Rayne mentions she hasn't seen it either, and Deis nods once, firmly. "That's settled, then! We find some day when things aren't exploding and have Koko make a cake for us!"

...'Koko'?


"Exactly." Says Kotal at Deis rather on point description of how he views Diablo. Mayhap there is yet hope for this strange woman who may or may not be a goddess of magic.

It is a matter to be discussed at another time though, since the conversation turns to an important topic like; CAKE.

"Have you not tried it, Rayne?" He asks of the TASK officer with incredulous -yet still glowing- eyes. "We will have to rectify that matter when we make the celebration of the new sun. Which should be exactly in.." Kotal checks his wrist watch, which happens to be a miniature version of the Aztec calendar. "..I just realized I still have no idea how the passage of time even works in this realm." Huh, guess that could be a problem. "Bah, no matter, I'll just make up a celebration. Perhaps when I put Christabella's head in a spike outside of the TASK building. Yes.. that will be a grand day indeed." Not creepy at all.

"Naturally, everyone will be invited." He tells to Deis, to arches his eyebrow when she mentions Koko. The Aztec decides not to dwell too deeply into it and just settles back on his chair. "I am certain it will be great."

"At any rate, I am going to finish my meal now if -no one else minds-." At least before someone else starts bothering him about his hair. "Rayne, you are welcome to join me if you want."


Rayne starts to inch away at the mention of 'Koko', but it seems that this doesn't seem to anger Kotal. "Ah, yeah. I think everyone will be relieved when we don't have to worry about the fog anymore. That reminds me, there was some snake-man-thing at the docks yesterday. Not sure if it was alone or not. Mentioned his 'lady' though, so who knows at this point." She doesn't seem too concerned about it, though. "I actually was mid-patrol, so I probably should get back out and eat later."


Deis giggles a little at the mention of the problems of figuring out the passage of time. "But you're a god. Why does the passage of time matter?" she asks. "Unless it's the whole 'navigation by the sun' business? Oooh, then I'd see how that would get on your nerves then." The mention of putting someone's head on a spike doesn't seem to faze her much, either. She merely says in response, "So long as she deserves it~!"

She quiets again 'till Kotal says he will finish his food 'if no one else minds'. Then she smirks. "Oh, not at all. You have my permission," she replies. As if Kotal would need to ask!

Rayne's mention of the fog gets a blink though. "Oh that's where the fog that drops the undead things comes from? Then yes, I'd say she most definitely deserves that sort of treatment." And then there is a look of absolute shock at the mention of a 'snake-man-thing'. Though Deis quickly covers it with her lazy smile. The docks, hm? She'll have to remember that. But now is not the time to ambush Rayne and ask her about the snake-thing. Not in front of Kotal.

So, she sends a smile in Rayne's direction. "Be careful, Rayne~!" Then a smirk. "And watch out for the fog~!" Which was exactly what Rayne told Deis when they first met.

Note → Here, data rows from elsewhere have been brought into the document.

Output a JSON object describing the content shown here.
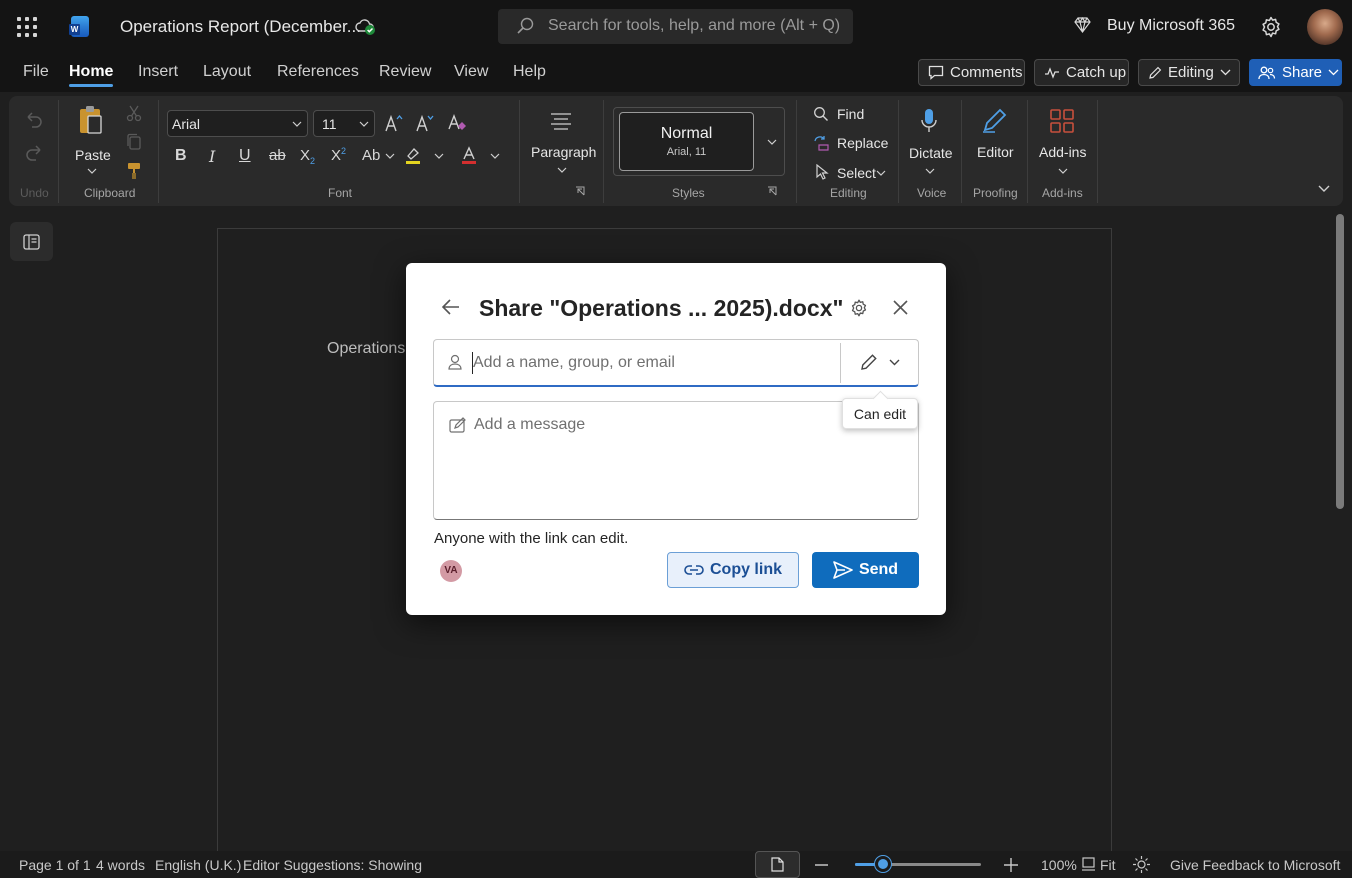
{
  "app": {
    "doc_title": "Operations Report (December...",
    "search_placeholder": "Search for tools, help, and more (Alt + Q)",
    "buy_label": "Buy Microsoft 365"
  },
  "menu": {
    "items": [
      "File",
      "Home",
      "Insert",
      "Layout",
      "References",
      "Review",
      "View",
      "Help"
    ],
    "active": "Home"
  },
  "header_buttons": {
    "comments": "Comments",
    "catchup": "Catch up",
    "editing": "Editing",
    "share": "Share"
  },
  "ribbon": {
    "undo_group": "Undo",
    "clipboard": {
      "paste": "Paste",
      "group": "Clipboard"
    },
    "font": {
      "name": "Arial",
      "size": "11",
      "group": "Font"
    },
    "paragraph": {
      "label": "Paragraph"
    },
    "styles": {
      "style_name": "Normal",
      "style_desc": "Arial, 11",
      "group": "Styles"
    },
    "editing": {
      "find": "Find",
      "replace": "Replace",
      "select": "Select",
      "group": "Editing"
    },
    "voice": {
      "dictate": "Dictate",
      "group": "Voice"
    },
    "proofing": {
      "editor": "Editor",
      "group": "Proofing"
    },
    "addins": {
      "label": "Add-ins",
      "group": "Add-ins"
    }
  },
  "document": {
    "visible_text": "Operations"
  },
  "share_dialog": {
    "title": "Share \"Operations ... 2025).docx\"",
    "name_placeholder": "Add a name, group, or email",
    "message_placeholder": "Add a message",
    "permission_tooltip": "Can edit",
    "link_setting": "Anyone with the link can edit.",
    "avatar_initials": "VA",
    "copy_link": "Copy link",
    "send": "Send"
  },
  "statusbar": {
    "page": "Page 1 of 1",
    "words": "4 words",
    "language": "English (U.K.)",
    "suggestions": "Editor Suggestions: Showing",
    "zoom": "100%",
    "zoom_fraction": 0.22,
    "fit": "Fit",
    "feedback": "Give Feedback to Microsoft"
  },
  "colors": {
    "accent": "#0f6cbd",
    "share_button": "#1f5fb6",
    "background": "#1f1f1f"
  }
}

Kotal just kind of scowls at Deis when she asks what time matters for him if he's a deity. "I do it for the mortals' sake." Well, he is a god that relies heavily on worshiping in order to exist, so it's understandable he has a lot of mortal like habits. Either way, he looks more interested on finishing his meal than go into a lengthy explanation with Deis about who Christabella is and why she deserves to have her head put in a spike. Besides, that's classified information anyway! Kotal's not even supposed to be talking about this in public. Woops! Well, this is what happens when the TASK director comes out to have dinner in public, some secrets are bound to slip out.

Not that it bothers him any apparently, since he makes no attempt to stop Deis or tell Rayne to not elaborate, it is what it is.

In fact, when Rayne warns Kotal about snake like creatures marauding the docks, he says more pseudo-classified information by grunting an answer. "Hmph, I hope these snake creatures aren't referring to Morgana. She's the only sea dweller I know that haunts the docks." But who is Morgana? Guess Deis will have to find out by herself.